What is between them is at once new and the same as it ever was. It feels real in a way that other things haven’t for Shane. His arm wrapped around Ryan feels solid, and the warm press of Ryan’s thigh against his is grounding.

They have too much unfinished between them to start again without hashing it out. The conversation is long and fraught.

_“I’m sorry,” Ryan says, into the side of Shane’s neck. “I’m so sorry.”_

_Shane rubs his hand up and down the length of Ryan’s spine. “I know.”_

_Ryan lifts his head. His eyes are wet and dark and lovely. He opens his mouth, but Shane stops him._

_“No,” Shane says, “not yet.”_

_––_

_“I wanted to call,” Shane says. “So many times.” He draws a finger down the centre of Ryan’s bare chest. “So many times.”_

_“I called once,” Ryan says. Shane’s hand slides to his side. “After the accident. You didn’t answer.”_

_Shane’s breath stops, something sharp lodges in his throat. “Ryan,” he says, like it’s the only word that’s ever mattered._

_––_

_Ryan laces their fingers together._

_“I’m sorry,” Shane says._

_Ryan squeezes his hand. “I know.”_

_––_

_“Just for us,” Ryan says, breath hot against Shane’s ear._

_“Just for us,” Shane repeats, mouthing at the skin of Ryan’s hip and marvelling at the way Ryan still hisses at the touch._

They keep it quiet for months.
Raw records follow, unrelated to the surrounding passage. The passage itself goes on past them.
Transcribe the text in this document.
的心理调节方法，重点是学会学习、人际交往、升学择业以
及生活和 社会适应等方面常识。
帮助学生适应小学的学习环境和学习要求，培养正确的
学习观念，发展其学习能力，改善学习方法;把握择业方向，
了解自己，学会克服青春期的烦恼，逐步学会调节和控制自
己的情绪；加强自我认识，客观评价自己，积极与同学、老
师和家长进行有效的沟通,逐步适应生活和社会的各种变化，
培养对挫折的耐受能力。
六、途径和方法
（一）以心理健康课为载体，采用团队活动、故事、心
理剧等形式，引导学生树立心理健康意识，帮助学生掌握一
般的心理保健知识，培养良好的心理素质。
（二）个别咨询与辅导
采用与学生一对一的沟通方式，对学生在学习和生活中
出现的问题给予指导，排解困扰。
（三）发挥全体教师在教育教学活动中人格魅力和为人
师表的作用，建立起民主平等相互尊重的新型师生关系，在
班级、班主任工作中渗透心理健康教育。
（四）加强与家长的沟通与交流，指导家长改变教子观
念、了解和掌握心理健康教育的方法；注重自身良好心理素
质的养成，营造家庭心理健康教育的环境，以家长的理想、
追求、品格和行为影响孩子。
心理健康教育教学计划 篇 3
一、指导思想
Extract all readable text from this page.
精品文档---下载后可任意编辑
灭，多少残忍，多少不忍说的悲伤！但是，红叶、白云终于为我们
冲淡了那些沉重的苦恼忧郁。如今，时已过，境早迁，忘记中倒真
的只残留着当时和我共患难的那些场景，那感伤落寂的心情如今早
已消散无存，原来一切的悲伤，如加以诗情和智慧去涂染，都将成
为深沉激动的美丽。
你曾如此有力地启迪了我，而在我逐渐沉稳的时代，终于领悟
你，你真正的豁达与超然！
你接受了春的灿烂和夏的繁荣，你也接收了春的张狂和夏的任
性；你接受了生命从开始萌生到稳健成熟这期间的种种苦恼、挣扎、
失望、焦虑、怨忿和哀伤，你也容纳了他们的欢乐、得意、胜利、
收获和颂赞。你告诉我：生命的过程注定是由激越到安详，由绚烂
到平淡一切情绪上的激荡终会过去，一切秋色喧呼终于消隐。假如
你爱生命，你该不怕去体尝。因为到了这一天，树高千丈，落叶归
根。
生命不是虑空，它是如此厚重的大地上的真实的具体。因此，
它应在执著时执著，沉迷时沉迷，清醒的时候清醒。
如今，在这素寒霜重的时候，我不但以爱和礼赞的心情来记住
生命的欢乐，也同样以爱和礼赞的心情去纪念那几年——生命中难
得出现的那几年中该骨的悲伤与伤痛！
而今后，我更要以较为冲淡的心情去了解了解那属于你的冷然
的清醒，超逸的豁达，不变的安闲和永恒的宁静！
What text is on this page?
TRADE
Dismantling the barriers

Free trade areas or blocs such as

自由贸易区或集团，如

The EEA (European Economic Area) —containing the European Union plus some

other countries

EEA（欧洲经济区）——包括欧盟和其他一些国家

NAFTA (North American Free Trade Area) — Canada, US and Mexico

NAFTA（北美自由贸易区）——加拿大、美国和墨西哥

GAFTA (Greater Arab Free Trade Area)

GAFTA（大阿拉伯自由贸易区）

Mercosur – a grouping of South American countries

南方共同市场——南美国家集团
Instead of going public, they put the time in relearning each other. This time, they don’t want to share. They want to keep it for themselves. Ryan fills his phone with pictures of Shane that he never posts. Shane takes Ryan to all the places he haunted while writing scripts. They go to Italy, together.

Shane bears Ryan down onto the bed in the villa they booked, lays him out and makes him beg for it. Ryan takes him out into the walled garden that evening, and after dinner, he fucks Shane thoroughly while the stars come out and the scent of summer jasmine rises into the air.

The secret holds until late that summer.

They’ve stopped being purposefully careful, and are seen walking hand in hand down a stretch of beach north of the city. A picture surfaces.

The internet combusts and the gossip columns run at lightspeed for weeks..

They don’t get remarried, because they’ve done that already and it comes with far too many expectations. Ryan’s kids stay with them on weekends and when their mum is filming on location. Kelly and Ryan have as good a relationship as co-parents with their history can, and Shane knows their reconciliation was hard-won.

Hollywood basks, once again, in the light of their renewed relationship as Ryan and Shane show up to every event they are invited to over the next year, hand in hand, and looking very obviously in love. 

And this time, this time, it feels like the right time.